Certamente. Oggi è davanti agli occhi di tutti che, se vogliamo ripartire, si riparte con un turismo all’aria aperta che si basa su tre elementi sostanziali: sicurezza, benessere e sostenibilità. In quest’ottica, per esempio, stiamo lavorando ad un’app che attraverso lo smartphone ti avvisa se sei troppo vicino alla persona che ti precede o che ti segue, in modo da rendere il cammino assolutamente percorribile in tutta tranquillità. Mi auguro che sia colto fino in fondo anche questo invito alla riscoperta dei luoghi e dei territori, perché un’altra risposta a questa emergenza è proprio quella di andare a riappropriarsi di posti abbandonati, dimenticati. E le indicazioni sono anche quelle di valorizzare i prodotti locali, artigianali o agroalimentari.
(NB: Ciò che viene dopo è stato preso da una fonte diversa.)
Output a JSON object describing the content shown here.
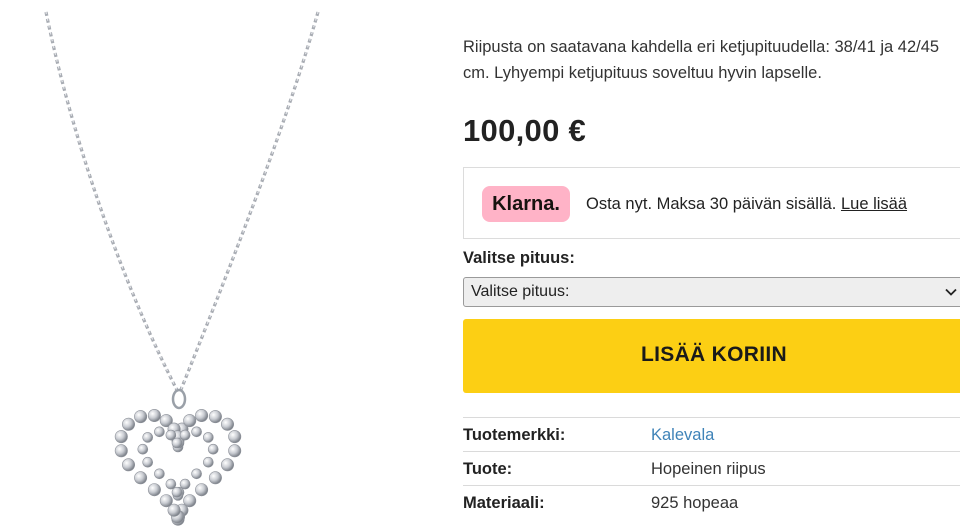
{
  "product": {
    "image_alt": "Hopeinen sydänriipus ketjussa",
    "description": "Riipusta on saatavana kahdella eri ketjupituudella: 38/41 ja 42/45 cm. Lyhyempi ketjupituus soveltuu hyvin lapselle.",
    "price": "100,00 €"
  },
  "klarna": {
    "logo": "Klarna.",
    "text": "Osta nyt. Maksa 30 päivän sisällä.",
    "link": "Lue lisää",
    "brand_color": "#ffb3c7"
  },
  "length_select": {
    "label": "Valitse pituus:",
    "selected": "Valitse pituus:",
    "icon": "chevron-down-icon"
  },
  "cart": {
    "button_label": "LISÄÄ KORIIN",
    "button_color": "#fccf14"
  },
  "specs": [
    {
      "key": "Tuotemerkki:",
      "value": "Kalevala"
    },
    {
      "key": "Tuote:",
      "value": "Hopeinen riipus"
    },
    {
      "key": "Materiaali:",
      "value": "925 hopeaa"
    }
  ],
  "colors": {
    "link": "#3f83b8",
    "text": "#222222"
  }
}
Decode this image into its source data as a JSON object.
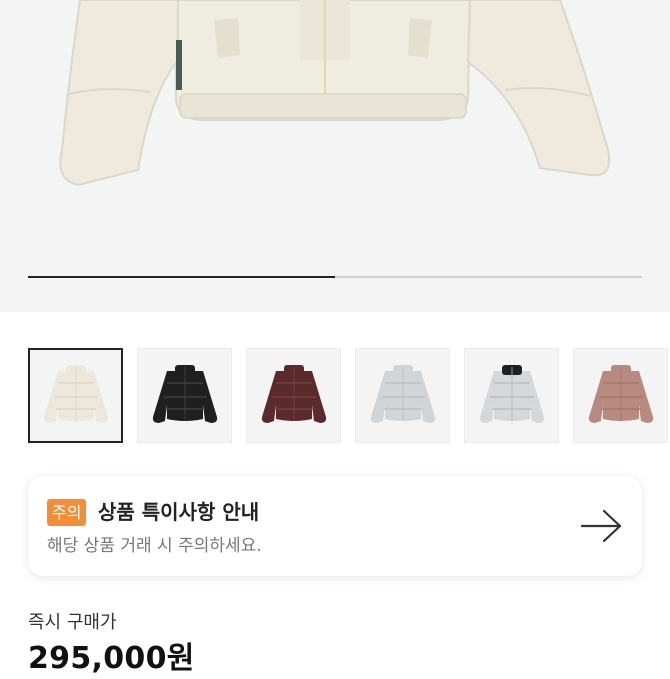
{
  "gallery": {
    "progress_fraction": 0.5,
    "thumbnails": [
      {
        "name": "cream",
        "body": "#ece9dc",
        "collar": "#ece9dc",
        "shade": "#d8d4c4",
        "selected": true
      },
      {
        "name": "black",
        "body": "#1f1f1f",
        "collar": "#1f1f1f",
        "shade": "#444444",
        "selected": false
      },
      {
        "name": "burgundy",
        "body": "#5a2a2c",
        "collar": "#5a2a2c",
        "shade": "#7a4446",
        "selected": false
      },
      {
        "name": "silver",
        "body": "#d2d5d8",
        "collar": "#d2d5d8",
        "shade": "#b8bcc0",
        "selected": false
      },
      {
        "name": "black-silver",
        "body": "#d6d7d9",
        "collar": "#1f1f1f",
        "shade": "#b5b7ba",
        "selected": false
      },
      {
        "name": "rose",
        "body": "#b98a80",
        "collar": "#b98a80",
        "shade": "#a57268",
        "selected": false
      }
    ]
  },
  "notice": {
    "badge": "주의",
    "title": "상품 특이사항 안내",
    "subtitle": "해당 상품 거래 시 주의하세요.",
    "arrow_icon": "arrow-right-icon"
  },
  "price": {
    "label": "즉시 구매가",
    "value": "295,000원"
  }
}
Si tratta di un’altra scommessa che merita una grande attenzione, e anche in questo senso è il momento di andare a riscoprire cose dimenticate per troppo tempo.
Ci sono però anche problematiche dovute all’emergenza.
I problemi principali sono quelli legati all’accoglienza, e a questo proposito stiamo studiando il documento approvato dal Ministero sulla sicurezza. Ovviamente non si può andare a dormire in un rifugio con i letti a castello, ci sono regole che vanno rispettate. Però in questa fase secondo me si deve puntare sul locale, su noi tutti che possiamo andare a fare a piedi quello che non abbiamo mai fatto, per riscoprire una parte del nostro territorio che non conosciamo. Al tempo stesso preparandosi per il futuro. Consideriamo che, nonostante non sia ancora iniziata la campagna promozionale, intorno al nome di Francesco c’è l’attenzione del mondo, e tanti hanno voglia di fare una vacanza diversa e di andare a scoprire luoghi sconosciuti come Cerbaiolo, l’eremo della Casella o Montauto. Se riusciamo a superare burocrazie e campanilismi si può avere una crescita esponenziale.
Ai Cammini si possono legare tante attività.
Sì, l’associazione non ha né dipendenti né bilancio, però cerca di favorire alcune iniziative. Stiamo facendo un ottimo lavoro con la Pro loco di Pieve Santo Stefano, così come abbiamo un rapporto di collaborazione con Progetto Valtiberina che cura il Festival dei Cammini, un altro evento di grande livello che ha creato attenzione verso la nostra realtà. E poi altre iniziative che mi auguro si abbia la forza di portare avanti.